Here the selection of articles published in the months of June and July 2018, about suicide, self harm and suicidal related topics from the major scientific journals. There are three articles presented with a small comment 

  1. Prior suicide attempts predict worse clinical and functional outcomes in young people attending a mental health service.
    Iorfino F, F Hermens D, Cross SPM, Zmicerevska N, Nichles A, Groot J, Guastella

    AJ, Scott EM, B Hickie I.
    J Affect Disord. 2018 Jun 14; 238: 563-569. Doi: 10.1016/j.jad.2018.06.032.
    This is a study performed in Australia to assess whether prior suicide attempts predict poorer clinical and functional outcomes in mental health service attendees.
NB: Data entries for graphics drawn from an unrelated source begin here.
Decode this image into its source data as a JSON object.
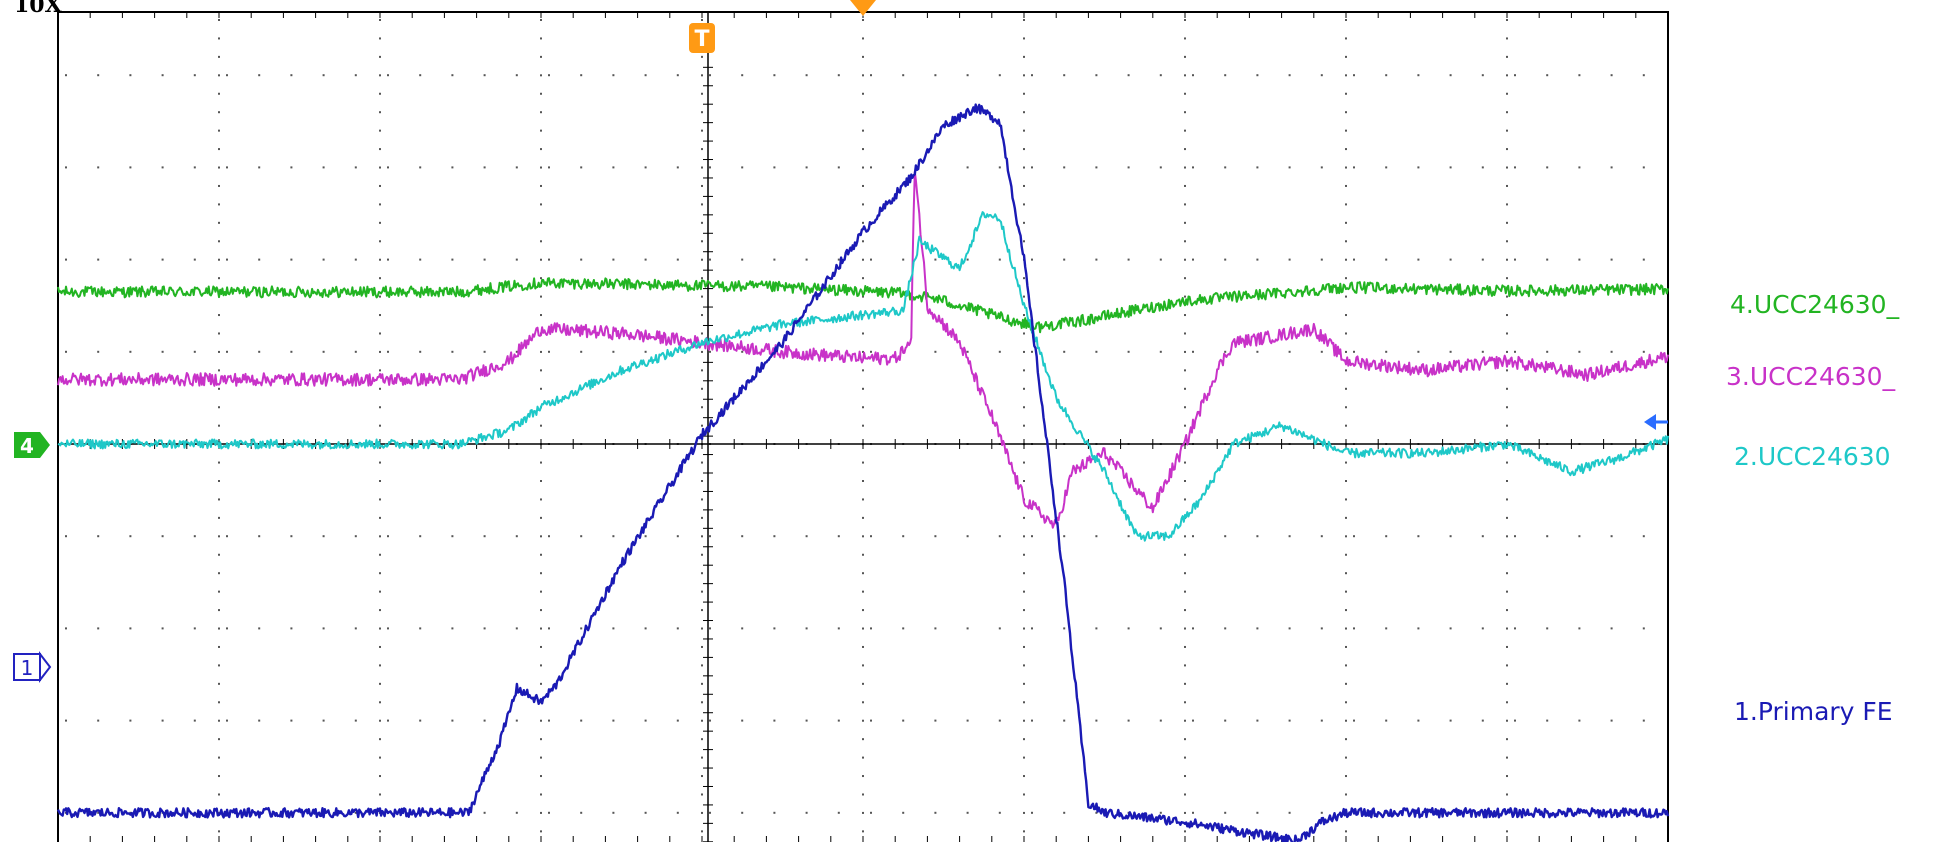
{
  "header": {
    "text": "10X"
  },
  "chart_data": {
    "type": "line",
    "xlim": [
      0,
      10
    ],
    "ylim": [
      -8,
      4
    ],
    "grid": true,
    "markers": {
      "trigger_label": "T",
      "ch4_level_tag": "4",
      "ch1_level_tag": "1"
    },
    "series": [
      {
        "name": "4.UCC24630_",
        "color": "#22b422",
        "noise": 0.06,
        "x": [
          0,
          2.5,
          3.0,
          4.5,
          5.2,
          5.45,
          5.9,
          6.1,
          6.4,
          6.6,
          7.0,
          8.0,
          9.0,
          10.0
        ],
        "y": [
          1.65,
          1.65,
          1.75,
          1.7,
          1.64,
          1.58,
          1.35,
          1.27,
          1.35,
          1.42,
          1.55,
          1.7,
          1.66,
          1.68
        ]
      },
      {
        "name": "3.UCC24630_",
        "color": "#c832c8",
        "noise": 0.07,
        "x": [
          0,
          2.5,
          2.8,
          3.0,
          3.5,
          4.0,
          4.5,
          5.0,
          5.2,
          5.3,
          5.32,
          5.4,
          5.6,
          5.8,
          6.0,
          6.2,
          6.3,
          6.5,
          6.8,
          7.0,
          7.2,
          7.3,
          7.5,
          7.8,
          8.0,
          8.5,
          9.0,
          9.5,
          10.0
        ],
        "y": [
          0.7,
          0.7,
          0.9,
          1.25,
          1.2,
          1.1,
          1.0,
          0.93,
          0.93,
          1.1,
          3.05,
          1.5,
          1.1,
          0.3,
          -0.6,
          -0.9,
          -0.3,
          -0.1,
          -0.7,
          0.0,
          0.8,
          1.1,
          1.15,
          1.25,
          0.9,
          0.8,
          0.9,
          0.75,
          0.95
        ]
      },
      {
        "name": "2.UCC24630",
        "color": "#1ec8c8",
        "noise": 0.05,
        "x": [
          0,
          2.5,
          2.8,
          3.0,
          3.5,
          4.0,
          4.5,
          5.0,
          5.25,
          5.35,
          5.6,
          5.75,
          5.85,
          6.0,
          6.2,
          6.5,
          6.7,
          6.9,
          7.1,
          7.3,
          7.6,
          8.0,
          8.5,
          9.0,
          9.4,
          9.7,
          10.0
        ],
        "y": [
          0.0,
          0.0,
          0.15,
          0.4,
          0.8,
          1.1,
          1.3,
          1.4,
          1.45,
          2.2,
          1.9,
          2.5,
          2.45,
          1.5,
          0.5,
          -0.3,
          -1.0,
          -1.0,
          -0.6,
          0.0,
          0.2,
          -0.1,
          -0.1,
          0.0,
          -0.3,
          -0.15,
          0.05
        ]
      },
      {
        "name": "1.Primary FE",
        "color": "#1a1ab4",
        "noise": 0.05,
        "x": [
          0,
          2.5,
          2.55,
          2.75,
          2.85,
          3.0,
          3.1,
          3.5,
          4.0,
          4.5,
          5.0,
          5.3,
          5.5,
          5.7,
          5.85,
          6.0,
          6.25,
          6.4,
          6.5,
          7.0,
          7.5,
          7.7,
          7.85,
          8.0,
          9.0,
          10.0
        ],
        "y": [
          -4.0,
          -4.0,
          -4.0,
          -3.2,
          -2.65,
          -2.8,
          -2.6,
          -1.3,
          0.1,
          1.1,
          2.3,
          2.9,
          3.45,
          3.65,
          3.5,
          2.0,
          -1.5,
          -3.9,
          -4.0,
          -4.1,
          -4.25,
          -4.3,
          -4.1,
          -4.0,
          -4.0,
          -4.0
        ]
      }
    ]
  }
}
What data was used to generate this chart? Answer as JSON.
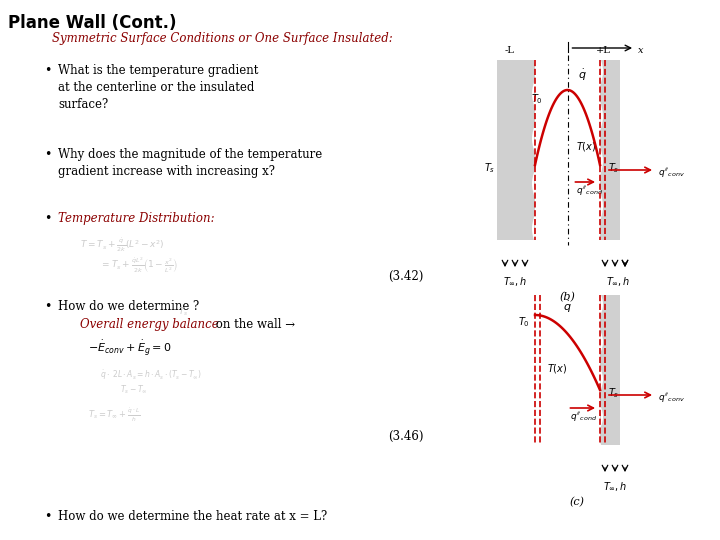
{
  "title": "Plane Wall (Cont.)",
  "subtitle": "Symmetric Surface Conditions or One Surface Insulated:",
  "bg_color": "#ffffff",
  "dark_red": "#8B0000",
  "black": "#000000",
  "gray_fade": "#bbbbbb",
  "eq_342": "(3.42)",
  "eq_346": "(3.46)"
}
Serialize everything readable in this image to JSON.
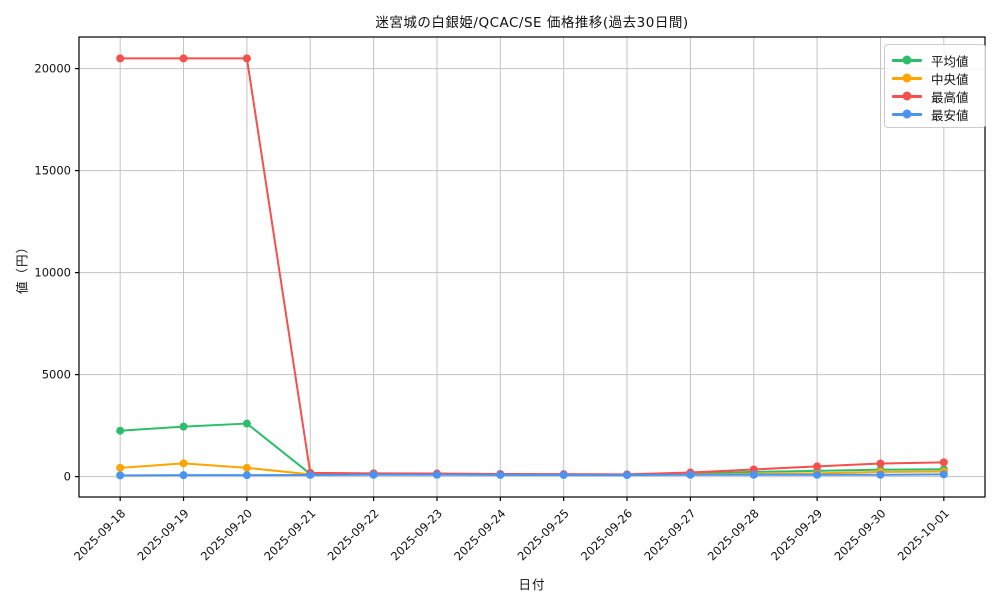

Clinical and functional data from 1143 individuals (aged 12-30) attending a primary-care mental health service were collected. A correlation was found between prior suicide attempt (14% of sample, n=164) and increased suicidal thoughts, suicide attempts, self-harm, diagnosis of bipolar disorder and onset of an alcohol/substance use disorder. Recurrent suicide attempts were associated with being older and comorbid alcohol/substance use disorder, while new onset suicide attempts were associated with being female, previous suicide ideation or self-harm.
    Items 1 – 4 of 4
  2. Socio- demographic, mental health and childhood adversity risk factors for self-harm and suicidal behaviour in College Students in Northern Ireland.
    Siobhan O’Neill, Margaret McLafferty, Edel Ennis, et al.
    Journal of affective disorders, June 2018. Doi: 10.1016/j.jad.2018.06.006

    This is a cross sectional study conducted in Northern Ireland on a population of college students, as part of the WHO World Mental Health Surveys International College Student Project to investigate the role of mental health disorders, childhood adversities and sexual orientation in suicidal behaviours. The sample consisted in 739 students with a mean age of 21. 31% of students reported suicidal, almost 1 in 5 had made a suicidal plan within the prior 12 months and 7.7 % committed an attempt in the same period. 8.2% of the students with a suicidal ideation in the past 12 months committed an attempt. Students with moderate/high levels of childhood adversities and sexual minorities had greater risk for self harm and suicidal behaviours.
    Items 2 – 4 of 4
  3. Efficacy of Dialectical Behavior Therapy for Adolescents at High Risk for Suicide: A Randomized Clinical Trial.
    McCauley E, Berk MS, Asarnow JR, Adrian M, Cohen J, Korslund K, et al.
    JAMA Psychiatry. 2018 Aug 1;75(8):777–85.

    This is a randomized clinical trial conducted in the USA in an high risk population: 173 adolescents (age 12 to 18) with a prior lifetime suicide attempt with the aim to compare the efficacy of dialectical behavior therapy (DBT) and the individual and group supportive therapy (IGST) for reducing suicidal attempts, non-suicidal self-injury (NSSI) and total self-harm (primary outcomes), using the Suicide Attempt Self Injury Interview. Participants were randomly divided in two groups and assigned to DBT or IGST treatment for a 6-month weekly psychotherapy, and a 1 year follow up. The efficacy of DBT among adolescent for reducing suicide attempts, NSSI and self-harm in a sample selected for elevated suicide risk was supported. Although parents were involved in both treatments, DBT included more family involvement, where parents and youths learned copying skills as opposed to IGT’s non directive approach.
    Items 3 – 4 of 4
  4. Digital phenotyping of suicidal thoughts.
    Kleiman EM, Turner BJ, Fedor S, Beale EE, Picard RW, Huffman JC, Nock MK
    Depress Anxiety. 2018 Jul;35(7):601-608. doi: 10.1002/da.22730. Epub 2018 Apr 10.
    This is a study performed in US by the team of Matthew K. Nock. Smartphone-based monitoring was used to assess suicidal thoughts four times per day in two samples: Adults who attempted suicide in the past year recruited from onlineforums (n = 51, surveyed over 28 days) and psychiatric inpatients with recent suicidal ideation or attempts (n = 32, surveyed over the duration of inpatient treatment). Participants whose profile was characterized by more severe and persistent suicidal thoughts (i.e., higher mean and lower variability around the mean) were most likely to have made a recent suicide attempt. Hence, individuals who have had severe and stable suicidal thinking (as in the high mean/low variability phenotype in this study) may be at greater risk of engaging in suicidal behavior.